いぶりがっこのレアチーズケーキが完成 8月に秋田で先行販売

秋田の伝統食品いぶりがっこを使ったケーキが今夏から提供される。業務用ケーキ製造の正木牧場(大阪市)と外食店などを展開するドリームリンク(秋田市)、スタートアップのAnique(アニーク、秋田県北秋田市)が組み、商品を完成させた。

20日に秋田市で試食会を開いた。完成品はスポンジの上に細かく刻んだいぶりがっこをあえた層をつくり、その上にクリームチーズが乗る。関係者からは「甘みと塩味のバランスが良い」「口に入れる前に香りが感じられる」などの発言があった。

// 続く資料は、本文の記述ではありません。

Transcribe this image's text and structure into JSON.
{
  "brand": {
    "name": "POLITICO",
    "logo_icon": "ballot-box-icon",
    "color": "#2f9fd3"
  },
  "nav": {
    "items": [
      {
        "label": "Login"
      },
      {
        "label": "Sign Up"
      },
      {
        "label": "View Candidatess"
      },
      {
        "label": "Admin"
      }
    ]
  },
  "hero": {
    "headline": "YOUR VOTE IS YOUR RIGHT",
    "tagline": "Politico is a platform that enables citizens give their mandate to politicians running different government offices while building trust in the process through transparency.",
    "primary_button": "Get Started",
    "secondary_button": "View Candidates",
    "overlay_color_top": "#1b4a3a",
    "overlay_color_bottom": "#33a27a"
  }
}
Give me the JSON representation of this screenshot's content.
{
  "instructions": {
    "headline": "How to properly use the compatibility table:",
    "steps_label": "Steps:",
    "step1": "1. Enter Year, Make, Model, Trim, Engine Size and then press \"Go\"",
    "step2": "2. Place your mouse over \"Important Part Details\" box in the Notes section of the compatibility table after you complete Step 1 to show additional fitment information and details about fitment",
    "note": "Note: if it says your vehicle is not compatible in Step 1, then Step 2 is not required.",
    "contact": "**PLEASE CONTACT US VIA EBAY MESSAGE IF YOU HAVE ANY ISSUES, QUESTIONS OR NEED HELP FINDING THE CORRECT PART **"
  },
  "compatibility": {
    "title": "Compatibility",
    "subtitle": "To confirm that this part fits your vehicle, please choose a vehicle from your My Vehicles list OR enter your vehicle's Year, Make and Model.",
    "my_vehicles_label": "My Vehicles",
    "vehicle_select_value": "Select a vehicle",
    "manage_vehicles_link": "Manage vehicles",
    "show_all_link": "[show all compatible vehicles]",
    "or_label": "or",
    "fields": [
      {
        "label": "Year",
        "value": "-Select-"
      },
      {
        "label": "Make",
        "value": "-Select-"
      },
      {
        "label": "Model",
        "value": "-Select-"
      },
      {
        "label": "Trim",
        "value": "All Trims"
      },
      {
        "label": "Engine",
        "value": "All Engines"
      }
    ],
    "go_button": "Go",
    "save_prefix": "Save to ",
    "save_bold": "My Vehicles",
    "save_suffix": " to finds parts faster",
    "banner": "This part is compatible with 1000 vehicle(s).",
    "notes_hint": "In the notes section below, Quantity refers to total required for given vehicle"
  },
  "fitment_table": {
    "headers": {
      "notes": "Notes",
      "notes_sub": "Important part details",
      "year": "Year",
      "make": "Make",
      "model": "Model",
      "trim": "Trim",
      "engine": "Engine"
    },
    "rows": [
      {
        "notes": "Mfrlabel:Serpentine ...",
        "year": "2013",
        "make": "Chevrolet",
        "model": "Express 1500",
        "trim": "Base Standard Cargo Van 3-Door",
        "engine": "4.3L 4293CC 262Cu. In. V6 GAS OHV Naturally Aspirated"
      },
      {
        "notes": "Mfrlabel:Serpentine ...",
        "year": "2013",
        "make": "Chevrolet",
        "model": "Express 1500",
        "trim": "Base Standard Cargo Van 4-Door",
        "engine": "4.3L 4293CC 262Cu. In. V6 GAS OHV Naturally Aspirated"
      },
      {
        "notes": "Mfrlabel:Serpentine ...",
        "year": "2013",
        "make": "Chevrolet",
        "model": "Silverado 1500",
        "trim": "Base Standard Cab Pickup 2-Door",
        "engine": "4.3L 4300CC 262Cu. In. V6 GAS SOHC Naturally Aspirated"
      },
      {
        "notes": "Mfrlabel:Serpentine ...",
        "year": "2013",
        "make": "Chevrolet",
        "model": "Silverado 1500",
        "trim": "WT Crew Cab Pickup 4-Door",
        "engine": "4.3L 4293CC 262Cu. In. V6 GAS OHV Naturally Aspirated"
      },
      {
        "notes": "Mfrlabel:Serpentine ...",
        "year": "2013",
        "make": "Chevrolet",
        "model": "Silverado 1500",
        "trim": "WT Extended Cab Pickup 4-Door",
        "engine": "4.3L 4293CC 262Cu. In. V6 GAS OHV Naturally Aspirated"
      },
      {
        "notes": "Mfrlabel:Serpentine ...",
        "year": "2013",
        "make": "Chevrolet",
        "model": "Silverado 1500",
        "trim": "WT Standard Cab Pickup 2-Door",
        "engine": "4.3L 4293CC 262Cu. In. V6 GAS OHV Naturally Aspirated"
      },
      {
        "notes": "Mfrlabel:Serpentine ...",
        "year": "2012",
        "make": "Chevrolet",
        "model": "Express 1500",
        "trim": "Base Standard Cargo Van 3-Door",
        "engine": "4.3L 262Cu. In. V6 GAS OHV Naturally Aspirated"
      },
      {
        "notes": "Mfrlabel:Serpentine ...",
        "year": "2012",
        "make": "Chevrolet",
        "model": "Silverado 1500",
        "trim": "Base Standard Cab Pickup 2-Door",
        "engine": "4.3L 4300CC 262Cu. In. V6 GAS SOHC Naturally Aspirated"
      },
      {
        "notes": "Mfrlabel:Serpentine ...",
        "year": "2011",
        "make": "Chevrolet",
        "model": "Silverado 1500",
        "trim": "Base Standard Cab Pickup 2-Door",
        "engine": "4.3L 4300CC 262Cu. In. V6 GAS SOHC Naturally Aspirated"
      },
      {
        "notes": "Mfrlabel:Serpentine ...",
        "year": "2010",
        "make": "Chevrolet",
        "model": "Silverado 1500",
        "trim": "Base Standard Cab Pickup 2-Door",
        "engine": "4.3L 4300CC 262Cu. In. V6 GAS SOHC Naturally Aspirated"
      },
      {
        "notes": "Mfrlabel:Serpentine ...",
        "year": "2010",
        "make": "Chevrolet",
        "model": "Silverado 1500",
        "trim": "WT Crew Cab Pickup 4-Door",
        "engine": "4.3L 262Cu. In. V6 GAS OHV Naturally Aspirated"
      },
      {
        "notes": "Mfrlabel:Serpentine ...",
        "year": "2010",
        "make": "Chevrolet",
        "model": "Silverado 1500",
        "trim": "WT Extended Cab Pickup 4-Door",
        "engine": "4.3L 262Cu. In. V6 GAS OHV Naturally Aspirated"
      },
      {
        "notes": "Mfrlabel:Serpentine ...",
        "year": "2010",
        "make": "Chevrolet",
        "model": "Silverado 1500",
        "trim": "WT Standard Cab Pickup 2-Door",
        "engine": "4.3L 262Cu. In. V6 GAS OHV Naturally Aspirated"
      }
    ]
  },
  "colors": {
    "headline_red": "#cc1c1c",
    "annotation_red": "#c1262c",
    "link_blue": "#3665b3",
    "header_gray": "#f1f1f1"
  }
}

アニークが地元食材の活用を企画し正木牧場が製造、ドリームリンクが仕入れホテルのレストランなどで提供する。9月からの販売を予定しているが、秋田県では秋田竿燈まつりが開催される8月の先行販売に向けて調整する。
漬物をケーキの材料に使用するのは正木牧場では初めてという。「本来は合わない組み合わせだが、いぶりがっこはチーズとの相性は良い。数回の試作で味のバランスを見つけた」(正木牧場の田中将司氏)という。ドリームリンクの最上明彦副社長は「定番メニューとして十分提供できる」と意気込みを示した。
いぶりがっこはダイコンの漬物を燻製(くんせい)にした秋田の特産品で独特の香りと味わいが日本酒、洋酒を問わず合うと人気が高い。食材としても利用が広がるほか、海外でも注目され輸出を手がける業者もある。